Item 8 of the Schedule 14D-9 is hereby amended and supplemented as follows:
A new subsection is added immediately prior to the heading entitled “Item 8. Additional Information — Annual and Quarterly Reports” on page 49 of the Schedule 14D-9 which provides as follows:
Expiration of the Offer; Completion of the Merger.
The Offer expired at one minute past 11:59 p.m., New York City time, on June 24, 2025 (such date and time, the “Offer Expiration Time”), and the Offer was not extended. Computershare Trust Company, N.A. (the “Depositary”) has advised that, as of the Offer Expiration Time, a total of 56,374,397 Shares (excluding Shares with respect to which Notices of Guaranteed Delivery were delivered but were not yet “received” (as such term is defined in Section 251(h) of the DGCL)) were validly tendered pursuant to the Offer and not validly withdrawn, representing approximately 74.49% of the Shares outstanding as of immediately prior to the Offer Expiration Time. In addition, the Depositary has advised that, as of the Offer Expiration Time, Notices of Guaranteed Delivery had been delivered with respect to 5,584,804 additional Shares, representing approximately 7.38% of the outstanding Shares as of immediately prior to the Offer Expiration Time.

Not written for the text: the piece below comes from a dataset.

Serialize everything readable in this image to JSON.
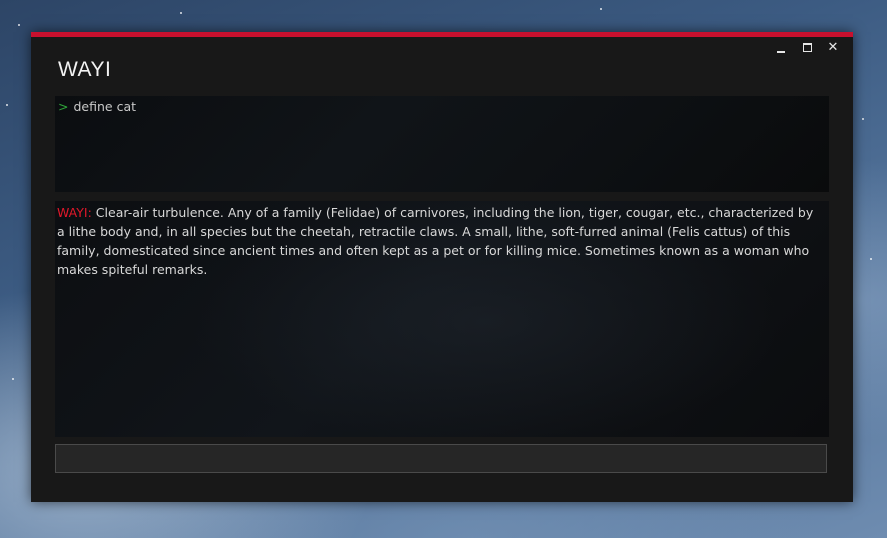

As of the Offer Expiration Time, the number of Shares validly tendered pursuant to the Offer and not validly withdrawn satisfied the Minimum Condition, and all other conditions to the Offer had been satisfied. Promptly following the Offer Expiration Time, Purchaser irrevocably accepted for payment all Shares validly tendered pursuant to the Offer and not validly withdrawn.
Following acceptance for payment of the Shares, on June 25, 2025, Purchaser effected the Merger in accordance with Section 251(h) of the DGCL, without a meeting of the Company’s stockholders and without a vote or any further action by the Company’s stockholders.
The Shares were delisted and ceased to trade on Nasdaq prior to the opening of business on June 25, 2025. Parent and Merger Sub intend to take steps to cause the termination of the registration of the Shares under the Securities Exchange Act of 1934, as amended (the “Exchange Act”), and the suspension of all of the Company’s reporting obligations under the Exchange Act as promptly as practicable.